Clara’s Verdict
I am not a petrolhead. I have never watched an episode of Top Gear with genuine enthusiasm for the cars. I started Mr Wilman’s Motoring Adventure on a weeknight out of professional obligation and was, approximately forty minutes in, laughing at a story involving Argentina and the realisation that the truth behind one of the show’s most controversial moments was considerably more frightening than the television version allowed. The book had me from that point onwards, and I stayed with it for all eleven hours.

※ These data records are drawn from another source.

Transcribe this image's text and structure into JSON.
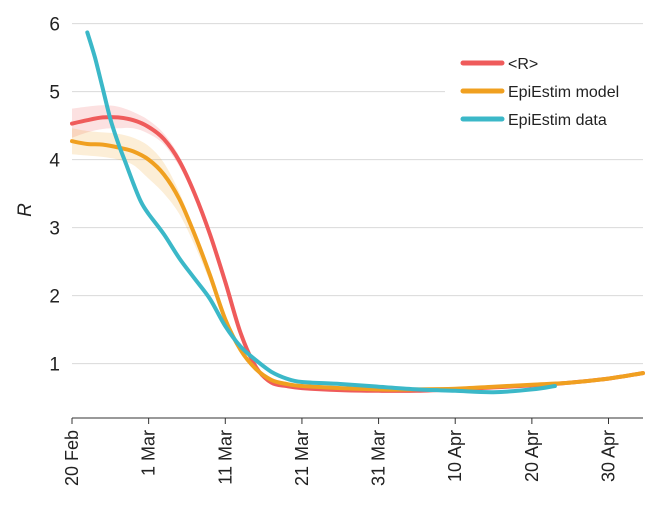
{
  "chart_data": {
    "type": "line",
    "ylabel": "R",
    "xlabel": "",
    "ylim": [
      0.2,
      6.2
    ],
    "yticks": [
      1,
      2,
      3,
      4,
      5,
      6
    ],
    "xlim": [
      0,
      74.5
    ],
    "xtick_positions": [
      0,
      10,
      20,
      30,
      40,
      50,
      60,
      70
    ],
    "xtick_labels": [
      "20 Feb",
      "1 Mar",
      "11 Mar",
      "21 Mar",
      "31 Mar",
      "10 Apr",
      "20 Apr",
      "30 Apr"
    ],
    "grid": "horizontal",
    "legend_position": "top-right",
    "series": [
      {
        "name": "<R>",
        "color": "#ef5b5b",
        "x": [
          0,
          2,
          4,
          6,
          8,
          10,
          12,
          14,
          16,
          18,
          20,
          22,
          24,
          26,
          28,
          30,
          35,
          40,
          45,
          50,
          55,
          60,
          65,
          70,
          74.5
        ],
        "y": [
          4.53,
          4.58,
          4.62,
          4.62,
          4.58,
          4.48,
          4.3,
          3.98,
          3.5,
          2.9,
          2.2,
          1.45,
          0.95,
          0.72,
          0.67,
          0.64,
          0.61,
          0.6,
          0.6,
          0.62,
          0.65,
          0.68,
          0.72,
          0.78,
          0.86
        ],
        "band_upper": [
          4.75,
          4.78,
          4.8,
          4.78,
          4.7,
          4.58,
          4.38,
          4.05,
          3.56,
          2.95,
          2.25,
          1.5,
          0.98,
          0.75,
          0.69,
          0.66,
          0.63,
          0.62,
          0.62,
          0.64,
          0.67,
          0.7,
          0.74,
          0.8,
          0.88
        ],
        "band_lower": [
          4.32,
          4.4,
          4.45,
          4.46,
          4.46,
          4.38,
          4.22,
          3.9,
          3.44,
          2.85,
          2.15,
          1.4,
          0.92,
          0.7,
          0.65,
          0.62,
          0.59,
          0.58,
          0.58,
          0.6,
          0.63,
          0.66,
          0.7,
          0.76,
          0.84
        ]
      },
      {
        "name": "EpiEstim model",
        "color": "#f0a020",
        "x": [
          0,
          2,
          4,
          6,
          8,
          10,
          12,
          14,
          16,
          18,
          20,
          22,
          24,
          26,
          28,
          30,
          35,
          40,
          45,
          50,
          55,
          60,
          65,
          70,
          74.5
        ],
        "y": [
          4.27,
          4.23,
          4.22,
          4.18,
          4.12,
          4.0,
          3.78,
          3.42,
          2.9,
          2.3,
          1.65,
          1.2,
          0.92,
          0.76,
          0.7,
          0.67,
          0.64,
          0.62,
          0.62,
          0.63,
          0.66,
          0.69,
          0.72,
          0.78,
          0.86
        ],
        "band_upper": [
          4.46,
          4.42,
          4.4,
          4.38,
          4.32,
          4.2,
          3.95,
          3.52,
          2.96,
          2.34,
          1.68,
          1.22,
          0.94,
          0.78,
          0.72,
          0.69,
          0.66,
          0.64,
          0.64,
          0.65,
          0.68,
          0.71,
          0.74,
          0.8,
          0.88
        ],
        "band_lower": [
          4.08,
          4.06,
          4.04,
          4.0,
          3.92,
          3.72,
          3.5,
          3.2,
          2.74,
          2.2,
          1.6,
          1.17,
          0.9,
          0.74,
          0.68,
          0.65,
          0.62,
          0.6,
          0.6,
          0.61,
          0.64,
          0.67,
          0.7,
          0.76,
          0.84
        ]
      },
      {
        "name": "EpiEstim data",
        "color": "#3bb8c8",
        "x": [
          2,
          3,
          4,
          5,
          6,
          7,
          8,
          9,
          10,
          12,
          14,
          16,
          18,
          20,
          22,
          24,
          26,
          28,
          30,
          35,
          40,
          45,
          50,
          55,
          60,
          63
        ],
        "y": [
          5.87,
          5.5,
          5.05,
          4.6,
          4.25,
          3.95,
          3.65,
          3.38,
          3.2,
          2.9,
          2.55,
          2.25,
          1.95,
          1.55,
          1.25,
          1.05,
          0.88,
          0.78,
          0.73,
          0.7,
          0.66,
          0.62,
          0.6,
          0.58,
          0.62,
          0.67
        ]
      }
    ]
  }
}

Andy Wilman is the co-creator of Top Gear’s modern era and The Grand Tour, Jeremy Clarkson’s oldest friend, and the man who spent two decades as the invisible architecture behind television that reached the largest factual TV audience in the world. He has, with characteristic timing, chosen to tell his story only after the show is definitively over. That retrospective clarity gives the book an emotional weight that an authorised promotional memoir written during the show’s run could never have had.
About the Audiobook
Running to eleven hours and published by Penguin in November 2025, the book covers the full arc from Top Gear’s origins as a straightforward consumer car programme to its transformation into a global cultural phenomenon, its collapse following the Clarkson fracas with producer Oisin Tymon in 2015, and the phoenix story of The Grand Tour, including the final film that brought the trio’s on-screen career together to a close. Wilman is neither hagiographic nor uncharitable about any of the people involved, including his oldest friend, and that balance is one of the book’s considerable strengths.
The behind-the-scenes material is the obvious draw, but Wilman writes with enough self-awareness to know that the real subject is what made those twenty-odd years of television so remarkably effective. His analysis of the Clarkson-Hammond-May chemistry, what it was, how it was discovered, and why it was so difficult to replicate or replace, is the most insightful account of that dynamic I have encountered in any format. He is particularly good on the collaborative writing process and on the strange institutional culture of a show that operated somewhere between journalism, performance art, and organised chaos.
The Argentina incident gets the treatment several reviewers specifically note: Wilman’s version of what actually happened is more frightening, more complex, and more human than the edited television sequence suggested. Similarly, the account of the show’s final years and the internal disintegration that preceded the end is honest without being self-serving. He does not position himself as the only responsible adult in the room, which is the kind of restraint that makes personal memoirs worth reading.
The book has been described by one reviewer as the best book about Top Gear in the world, a phrase that deliberately echoes the show’s own superlative register and suits it perfectly. For fans who have also read Richard Porter’s …And On That Bombshell, this is the complementary account from the other side of the creative partnership that defined the programme.
The Narration
Wilman reads his own book, and this is definitively the right decision. The prose is written in a voice that is entirely his own: irreverent, fast, occasionally tender, and very funny. It requires exactly his timing to land. He has, presumably from years of working in television, a strong sense of pace, and the audiobook benefits from it throughout. The production quality from Penguin Audio is clean and warm, and this is a performance that functions as entertainment in its own right rather than merely a transcription of a text.
What Readers Say
Mr Wilman’s Motoring Adventure carries a 4.8 rating, with five detailed UK reviews published between November 2025 and February 2026. The consensus is striking in its consistency. Reviewer Dimensionaut recommended it alongside Richard Porter’s memoir as essential reading for fans of the show, arguing that together the two books explain where the creative thinking and irreverence actually came from. Paul D. Elliot promised readers they would discover what the Stig’s first spoken words were and called the Argentina account « more frightening than what you seen on screen. » The sole substantive criticism across the batch was from a reviewer who found most events treated at a high level, with extended detail reserved primarily for Argentina and the final Grand Tour film. For fans wanting depth on specific individual episodes, that is worth bearing in mind. The majority, however, found the overview entirely satisfying.
Who Should Listen?
Anyone who watched Top Gear during its peak years will find this enormously entertaining. Anyone who watched The Grand Tour and wondered what was happening behind the camera will find it illuminating. And anyone curious about how genuinely successful long-form television is made, including the collaboration, the instincts, the institutional culture, and the eventual human costs, will find this more thoughtful than the premise might suggest. Non-petrolheads, I can confirm from personal experience, are not excluded. The cars are really the least of it.